News Release: University News

Feb. 13,  2009

Emory Honors Trustee Emeritus with Naming of James B. Williams Medical Education Building

From Woodruff Health Sciences Center News

Emory University’s School of Medicine building will be named for Trustee Emeritus James B. Williams, retired chairman and CEO of SunTrust Banks, Inc.

On Feb. 11, Ben Johnson, chair of the Emory University Board of Trustees, presided over the dedication of the James B. Williams Medical Education Building. 

Emory is honoring Williams’ 35 years of service on the Emory University Board of Trustees and to the University, and for his leadership on the Woodruff Health Sciences Center Board, the committee of the Board charged with governance of the Woodruff Health Sciences Center, of which the medical school is a part. He chaired the WHSC Board for more than 20 years and continued service on the board until late last year, providing key counsel to a succession of WHSC CEOs, including Charles Hatcher, MD, Michael M.E. Johns, MD, and Fred Sanfilippo, MD, PhD.

"Jimmy Williams is a remarkable leader who always carried forward the vision for Emory’s health sciences first supported by his friend and mentor Robert W. Woodruff," says Johnson. "We can think of no better way to honor Jimmy Williams than to put his name prominently on one of the Woodruff Health Sciences Center’s most transformative new buildings."

Opened last fall after its construction, the James B. Williams Medical Education Building is located on Pierce Drive, with a courtyard looking toward Emory University Hospital. The modern new building unites the historic anatomy and physiology wings, recently renamed for Charles and Peggy Evans.

The new building gave the medical school its first on-campus home, made possible the implementation of an innovative new curriculum and enabled a 15 percent increase in enrollment, helping alleviate the U.S. physician shortage projected by decade end.  

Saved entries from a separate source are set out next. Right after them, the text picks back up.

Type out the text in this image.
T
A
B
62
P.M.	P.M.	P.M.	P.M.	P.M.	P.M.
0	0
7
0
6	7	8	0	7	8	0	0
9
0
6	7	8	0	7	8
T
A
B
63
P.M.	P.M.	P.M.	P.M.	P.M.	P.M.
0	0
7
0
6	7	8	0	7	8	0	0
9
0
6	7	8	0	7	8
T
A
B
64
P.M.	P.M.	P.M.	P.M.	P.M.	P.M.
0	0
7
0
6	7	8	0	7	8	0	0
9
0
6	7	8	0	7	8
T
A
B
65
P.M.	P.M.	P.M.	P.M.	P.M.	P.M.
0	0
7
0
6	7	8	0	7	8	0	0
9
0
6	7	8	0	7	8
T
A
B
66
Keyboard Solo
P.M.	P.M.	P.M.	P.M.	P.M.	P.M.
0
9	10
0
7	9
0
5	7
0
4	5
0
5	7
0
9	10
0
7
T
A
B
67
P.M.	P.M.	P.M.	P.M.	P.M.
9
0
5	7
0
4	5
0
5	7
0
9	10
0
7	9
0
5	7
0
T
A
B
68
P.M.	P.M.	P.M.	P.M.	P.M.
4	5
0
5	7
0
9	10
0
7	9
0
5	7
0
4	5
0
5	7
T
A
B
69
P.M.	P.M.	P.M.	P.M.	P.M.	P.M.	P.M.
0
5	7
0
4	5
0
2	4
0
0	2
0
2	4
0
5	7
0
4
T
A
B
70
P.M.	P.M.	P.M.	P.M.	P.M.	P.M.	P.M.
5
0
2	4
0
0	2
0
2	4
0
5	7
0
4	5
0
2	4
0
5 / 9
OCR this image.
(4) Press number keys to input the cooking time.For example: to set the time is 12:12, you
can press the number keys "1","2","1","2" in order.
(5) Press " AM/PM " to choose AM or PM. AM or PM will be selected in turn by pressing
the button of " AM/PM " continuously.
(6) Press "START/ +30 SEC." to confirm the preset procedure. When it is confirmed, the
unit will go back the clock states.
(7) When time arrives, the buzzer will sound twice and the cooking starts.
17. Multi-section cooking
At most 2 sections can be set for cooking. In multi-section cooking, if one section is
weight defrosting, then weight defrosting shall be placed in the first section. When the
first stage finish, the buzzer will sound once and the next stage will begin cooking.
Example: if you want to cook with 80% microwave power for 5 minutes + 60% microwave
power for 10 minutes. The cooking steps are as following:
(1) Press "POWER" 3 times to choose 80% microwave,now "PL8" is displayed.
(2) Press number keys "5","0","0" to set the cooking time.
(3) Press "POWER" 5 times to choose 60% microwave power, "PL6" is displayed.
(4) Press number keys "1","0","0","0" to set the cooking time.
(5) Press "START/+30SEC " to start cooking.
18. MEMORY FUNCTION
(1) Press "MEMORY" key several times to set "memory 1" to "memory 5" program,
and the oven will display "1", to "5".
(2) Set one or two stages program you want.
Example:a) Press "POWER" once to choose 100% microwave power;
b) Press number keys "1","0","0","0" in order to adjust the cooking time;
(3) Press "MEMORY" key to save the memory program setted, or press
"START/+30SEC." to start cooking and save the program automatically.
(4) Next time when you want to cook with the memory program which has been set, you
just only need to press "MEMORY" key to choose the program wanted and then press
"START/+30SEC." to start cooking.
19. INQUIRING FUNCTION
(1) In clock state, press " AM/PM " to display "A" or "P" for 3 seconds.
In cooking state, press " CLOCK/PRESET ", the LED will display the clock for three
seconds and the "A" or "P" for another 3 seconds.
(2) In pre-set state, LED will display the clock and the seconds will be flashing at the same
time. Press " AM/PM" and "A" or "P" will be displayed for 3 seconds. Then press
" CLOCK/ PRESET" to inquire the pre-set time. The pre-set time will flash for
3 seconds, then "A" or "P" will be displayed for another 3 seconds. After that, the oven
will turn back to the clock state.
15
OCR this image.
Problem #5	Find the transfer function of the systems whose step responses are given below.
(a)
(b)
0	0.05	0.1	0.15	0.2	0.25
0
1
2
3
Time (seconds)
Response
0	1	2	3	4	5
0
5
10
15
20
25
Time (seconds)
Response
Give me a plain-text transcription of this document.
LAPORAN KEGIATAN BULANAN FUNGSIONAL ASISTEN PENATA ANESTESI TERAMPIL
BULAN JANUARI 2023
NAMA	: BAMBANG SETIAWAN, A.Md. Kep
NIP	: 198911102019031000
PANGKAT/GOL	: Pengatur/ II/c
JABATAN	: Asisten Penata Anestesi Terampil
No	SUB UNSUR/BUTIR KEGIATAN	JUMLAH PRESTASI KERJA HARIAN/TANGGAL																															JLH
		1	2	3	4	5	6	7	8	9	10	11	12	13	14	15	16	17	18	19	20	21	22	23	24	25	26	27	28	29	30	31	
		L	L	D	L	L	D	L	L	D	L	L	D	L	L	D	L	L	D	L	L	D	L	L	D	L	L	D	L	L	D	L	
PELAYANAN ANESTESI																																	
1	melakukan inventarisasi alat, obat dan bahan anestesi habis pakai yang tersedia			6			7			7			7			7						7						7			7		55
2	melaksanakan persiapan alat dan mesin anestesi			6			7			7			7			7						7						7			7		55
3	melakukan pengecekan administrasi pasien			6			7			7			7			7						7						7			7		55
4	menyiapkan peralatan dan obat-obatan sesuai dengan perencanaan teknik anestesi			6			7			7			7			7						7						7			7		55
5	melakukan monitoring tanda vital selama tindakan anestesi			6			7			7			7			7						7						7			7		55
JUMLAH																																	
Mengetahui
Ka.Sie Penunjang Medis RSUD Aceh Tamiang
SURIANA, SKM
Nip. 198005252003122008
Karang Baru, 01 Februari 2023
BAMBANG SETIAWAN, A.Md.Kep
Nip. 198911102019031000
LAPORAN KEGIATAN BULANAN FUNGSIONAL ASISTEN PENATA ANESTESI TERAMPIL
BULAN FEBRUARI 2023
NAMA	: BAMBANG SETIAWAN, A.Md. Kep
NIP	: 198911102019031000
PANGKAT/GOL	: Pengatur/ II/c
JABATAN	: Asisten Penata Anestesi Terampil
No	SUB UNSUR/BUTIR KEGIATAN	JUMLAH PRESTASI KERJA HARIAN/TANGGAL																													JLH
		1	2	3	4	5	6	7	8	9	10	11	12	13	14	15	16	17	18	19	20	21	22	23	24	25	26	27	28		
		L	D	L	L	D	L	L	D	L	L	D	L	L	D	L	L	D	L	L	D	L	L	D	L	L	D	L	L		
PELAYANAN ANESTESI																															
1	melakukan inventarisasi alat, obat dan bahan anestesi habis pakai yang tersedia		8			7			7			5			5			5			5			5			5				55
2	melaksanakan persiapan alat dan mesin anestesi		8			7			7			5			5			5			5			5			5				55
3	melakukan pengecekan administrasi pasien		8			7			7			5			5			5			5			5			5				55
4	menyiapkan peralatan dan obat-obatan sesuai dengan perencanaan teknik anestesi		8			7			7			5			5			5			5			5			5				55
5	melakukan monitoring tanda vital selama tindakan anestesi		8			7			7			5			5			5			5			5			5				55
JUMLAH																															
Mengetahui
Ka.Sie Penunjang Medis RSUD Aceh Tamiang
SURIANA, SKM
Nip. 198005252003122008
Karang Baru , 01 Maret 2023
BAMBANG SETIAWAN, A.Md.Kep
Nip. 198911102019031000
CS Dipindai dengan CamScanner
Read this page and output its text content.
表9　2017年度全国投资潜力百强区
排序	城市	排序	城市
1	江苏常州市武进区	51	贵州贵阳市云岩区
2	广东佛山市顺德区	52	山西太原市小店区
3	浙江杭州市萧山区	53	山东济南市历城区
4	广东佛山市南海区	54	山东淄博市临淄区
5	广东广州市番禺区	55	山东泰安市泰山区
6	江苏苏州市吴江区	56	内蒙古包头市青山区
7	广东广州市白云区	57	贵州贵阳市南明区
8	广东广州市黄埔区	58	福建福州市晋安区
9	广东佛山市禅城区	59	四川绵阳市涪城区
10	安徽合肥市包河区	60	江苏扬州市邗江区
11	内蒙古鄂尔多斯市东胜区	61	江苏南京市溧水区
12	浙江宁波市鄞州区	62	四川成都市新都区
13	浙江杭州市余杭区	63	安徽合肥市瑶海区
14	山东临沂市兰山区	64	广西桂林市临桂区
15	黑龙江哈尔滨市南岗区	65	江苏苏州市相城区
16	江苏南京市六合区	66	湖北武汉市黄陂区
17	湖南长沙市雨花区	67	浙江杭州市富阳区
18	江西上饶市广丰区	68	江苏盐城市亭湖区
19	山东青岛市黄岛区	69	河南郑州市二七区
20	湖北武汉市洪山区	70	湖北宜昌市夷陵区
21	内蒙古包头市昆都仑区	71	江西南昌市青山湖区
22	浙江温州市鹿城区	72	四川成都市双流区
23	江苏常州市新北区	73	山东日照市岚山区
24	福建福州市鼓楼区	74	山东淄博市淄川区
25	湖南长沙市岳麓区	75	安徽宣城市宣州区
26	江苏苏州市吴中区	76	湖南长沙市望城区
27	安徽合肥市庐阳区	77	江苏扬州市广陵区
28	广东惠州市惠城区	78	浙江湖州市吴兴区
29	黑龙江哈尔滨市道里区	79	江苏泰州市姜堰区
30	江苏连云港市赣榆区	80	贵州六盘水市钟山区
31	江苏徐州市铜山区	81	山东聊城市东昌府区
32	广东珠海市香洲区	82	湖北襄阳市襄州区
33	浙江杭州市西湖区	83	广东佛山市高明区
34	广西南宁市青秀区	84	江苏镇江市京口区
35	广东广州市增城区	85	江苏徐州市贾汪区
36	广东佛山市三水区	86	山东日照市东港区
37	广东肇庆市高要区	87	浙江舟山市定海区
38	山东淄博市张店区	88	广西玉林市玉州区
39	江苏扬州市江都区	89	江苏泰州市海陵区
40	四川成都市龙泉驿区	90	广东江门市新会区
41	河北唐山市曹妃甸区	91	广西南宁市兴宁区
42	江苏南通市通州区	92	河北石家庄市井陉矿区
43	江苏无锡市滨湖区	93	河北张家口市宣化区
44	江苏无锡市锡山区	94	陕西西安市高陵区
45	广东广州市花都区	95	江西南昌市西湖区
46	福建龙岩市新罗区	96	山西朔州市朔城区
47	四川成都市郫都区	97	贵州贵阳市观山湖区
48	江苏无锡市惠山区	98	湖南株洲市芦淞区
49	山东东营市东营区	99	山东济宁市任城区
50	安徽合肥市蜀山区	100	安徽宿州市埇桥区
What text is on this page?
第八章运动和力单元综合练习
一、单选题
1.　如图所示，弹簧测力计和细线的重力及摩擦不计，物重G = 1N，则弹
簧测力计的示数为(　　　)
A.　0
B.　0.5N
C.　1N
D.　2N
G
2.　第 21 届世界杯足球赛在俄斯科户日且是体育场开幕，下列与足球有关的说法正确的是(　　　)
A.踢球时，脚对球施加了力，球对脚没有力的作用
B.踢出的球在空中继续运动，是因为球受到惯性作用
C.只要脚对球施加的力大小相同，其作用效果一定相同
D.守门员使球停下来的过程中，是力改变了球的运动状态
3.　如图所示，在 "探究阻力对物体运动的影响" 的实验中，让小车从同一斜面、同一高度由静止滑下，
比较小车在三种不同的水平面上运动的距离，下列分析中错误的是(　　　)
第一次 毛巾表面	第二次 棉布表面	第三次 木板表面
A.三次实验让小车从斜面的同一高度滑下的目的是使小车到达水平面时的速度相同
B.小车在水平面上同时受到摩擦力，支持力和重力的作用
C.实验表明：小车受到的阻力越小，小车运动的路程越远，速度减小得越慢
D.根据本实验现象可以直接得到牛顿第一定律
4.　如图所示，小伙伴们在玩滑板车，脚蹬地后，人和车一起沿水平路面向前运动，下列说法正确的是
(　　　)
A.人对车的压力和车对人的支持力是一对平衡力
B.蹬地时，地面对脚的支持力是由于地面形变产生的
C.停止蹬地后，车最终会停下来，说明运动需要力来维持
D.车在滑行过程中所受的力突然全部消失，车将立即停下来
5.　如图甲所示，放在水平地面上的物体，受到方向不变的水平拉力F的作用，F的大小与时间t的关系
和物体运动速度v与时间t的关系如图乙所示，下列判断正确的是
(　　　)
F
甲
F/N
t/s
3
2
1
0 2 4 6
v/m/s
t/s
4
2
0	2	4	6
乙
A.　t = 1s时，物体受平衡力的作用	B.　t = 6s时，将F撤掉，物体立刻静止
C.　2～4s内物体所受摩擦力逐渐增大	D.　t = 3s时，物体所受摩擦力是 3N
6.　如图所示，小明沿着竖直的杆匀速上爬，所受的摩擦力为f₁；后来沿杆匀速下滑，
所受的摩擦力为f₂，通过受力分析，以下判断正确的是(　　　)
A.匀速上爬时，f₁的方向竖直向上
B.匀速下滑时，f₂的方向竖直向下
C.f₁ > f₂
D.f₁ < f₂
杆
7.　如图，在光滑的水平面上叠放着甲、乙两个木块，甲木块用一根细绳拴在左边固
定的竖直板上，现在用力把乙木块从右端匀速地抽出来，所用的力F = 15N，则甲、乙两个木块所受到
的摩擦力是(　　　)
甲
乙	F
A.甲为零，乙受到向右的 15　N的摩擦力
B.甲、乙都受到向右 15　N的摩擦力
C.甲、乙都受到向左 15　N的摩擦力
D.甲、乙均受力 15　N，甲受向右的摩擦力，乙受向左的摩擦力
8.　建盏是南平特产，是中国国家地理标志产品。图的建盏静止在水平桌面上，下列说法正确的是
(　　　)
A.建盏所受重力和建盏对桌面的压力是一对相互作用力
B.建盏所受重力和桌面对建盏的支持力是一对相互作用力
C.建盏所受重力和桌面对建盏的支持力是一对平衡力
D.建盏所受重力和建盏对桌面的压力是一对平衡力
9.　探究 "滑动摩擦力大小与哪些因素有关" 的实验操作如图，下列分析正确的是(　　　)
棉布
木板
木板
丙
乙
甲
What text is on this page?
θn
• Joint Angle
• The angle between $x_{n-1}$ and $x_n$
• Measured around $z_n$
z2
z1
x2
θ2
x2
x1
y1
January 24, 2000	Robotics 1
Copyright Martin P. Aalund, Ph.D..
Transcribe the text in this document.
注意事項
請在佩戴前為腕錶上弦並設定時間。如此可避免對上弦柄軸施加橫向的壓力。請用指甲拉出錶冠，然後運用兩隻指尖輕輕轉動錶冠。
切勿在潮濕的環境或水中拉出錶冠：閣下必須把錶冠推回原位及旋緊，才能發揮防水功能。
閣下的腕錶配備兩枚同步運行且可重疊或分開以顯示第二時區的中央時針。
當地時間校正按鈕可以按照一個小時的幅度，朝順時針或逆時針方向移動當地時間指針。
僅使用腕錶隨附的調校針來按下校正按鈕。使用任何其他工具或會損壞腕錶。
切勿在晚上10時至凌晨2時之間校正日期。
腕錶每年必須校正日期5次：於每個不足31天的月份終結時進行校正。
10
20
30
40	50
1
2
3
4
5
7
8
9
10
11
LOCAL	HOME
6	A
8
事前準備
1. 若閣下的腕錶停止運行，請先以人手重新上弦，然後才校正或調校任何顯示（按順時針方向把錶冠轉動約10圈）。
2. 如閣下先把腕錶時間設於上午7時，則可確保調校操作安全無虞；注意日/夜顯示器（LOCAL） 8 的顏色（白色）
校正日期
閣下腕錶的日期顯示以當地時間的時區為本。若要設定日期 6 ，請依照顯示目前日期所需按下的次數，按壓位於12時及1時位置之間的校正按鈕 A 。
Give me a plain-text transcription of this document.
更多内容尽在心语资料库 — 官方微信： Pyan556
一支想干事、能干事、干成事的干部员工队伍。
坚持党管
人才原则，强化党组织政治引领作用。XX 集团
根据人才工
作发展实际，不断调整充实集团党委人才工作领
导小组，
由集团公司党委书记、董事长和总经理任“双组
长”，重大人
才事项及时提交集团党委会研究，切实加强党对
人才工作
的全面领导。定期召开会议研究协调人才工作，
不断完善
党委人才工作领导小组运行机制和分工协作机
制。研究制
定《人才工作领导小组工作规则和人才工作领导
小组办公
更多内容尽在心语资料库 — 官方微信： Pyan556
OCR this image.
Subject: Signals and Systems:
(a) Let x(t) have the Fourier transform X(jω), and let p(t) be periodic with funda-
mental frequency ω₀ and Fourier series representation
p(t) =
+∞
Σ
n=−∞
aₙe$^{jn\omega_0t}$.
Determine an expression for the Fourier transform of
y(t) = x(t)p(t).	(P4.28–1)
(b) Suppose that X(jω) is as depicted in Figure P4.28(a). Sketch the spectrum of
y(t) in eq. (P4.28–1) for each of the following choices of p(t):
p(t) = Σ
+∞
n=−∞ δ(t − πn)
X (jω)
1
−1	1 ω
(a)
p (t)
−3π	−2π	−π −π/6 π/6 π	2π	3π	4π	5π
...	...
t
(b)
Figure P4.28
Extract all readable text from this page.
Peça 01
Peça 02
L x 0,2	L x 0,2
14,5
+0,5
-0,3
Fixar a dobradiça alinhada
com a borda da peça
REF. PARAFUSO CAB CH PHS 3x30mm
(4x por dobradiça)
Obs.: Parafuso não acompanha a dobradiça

"Jimmy Williams provided visionary leadership through an era of great transformation," says Emory President James W. Wagner. "He successfully chaired Emory University’s capital campaign in the 1980s. During the next quarter of a century, he oversaw and helped secure the capital for unprecedented growth in Woodruff Health Sciences Center research, patient care and teaching, while helping steer the patient care enterprise through challenges on which many other institutions floundered."

Sanfilippo, executive vice president for health affairs and CEO of the Woodruff Health Sciences Center since 2007, says, "Jimmy Williams was deeply involved in the extensive building and renovation plan now underway along the Clifton Corridor and the Emory Midtown campus. It’s fitting that his work on this transformational project be recognized in one of the first great buildings to be completed."

Thomas J. Lawley, MD, dean of Emory’s School of Medicine says, "Naming this important facility the James B. Williams Medical Education Building is an honor for the medical school, as well as a tribute to a man whose leadership contributed to the medical school’s dramatic rise to one of the nation’s top 20 research-oriented medical schools."

Jimmy Williams graduated from Emory College in 1955. Joining the Trust Company of Georgia, he quickly rose through the ranks to become its president.

In 1979, Robert Woodruff, legendary leader of The Coca-Cola Company, made Williams a member of the Coca-Cola Board of Directors and asked him to chair Emory University’s capital campaign, to which the Emily and Ernest Woodruff Foundation had just given $105 million, then the largest gift to an educational institution in history. 

Williams had become an Emory Trustee in 1973. Now Emory effectively became his second job, even as he led the Trust Company to remarkable profitability, and then took on the expanded job as president and CEO of SunTrust Banks. In 2004, Williams received an honorary doctorate from Emory and was chosen as Trustee of the Year by Modern Healthcare and Witt/Kieffer executive search firm.

Doug Ivester, who followed Williams as chair of the Woodruff Board in 2003, describes Williams’ legacy, "one to which all of us aspire: demonstrated business acumen, exceptional organizational ability, extraordinary motivational skills and the ability to listen intently and then ask the hard questions. As Trustee Emeritus, he still does it, and we still listen."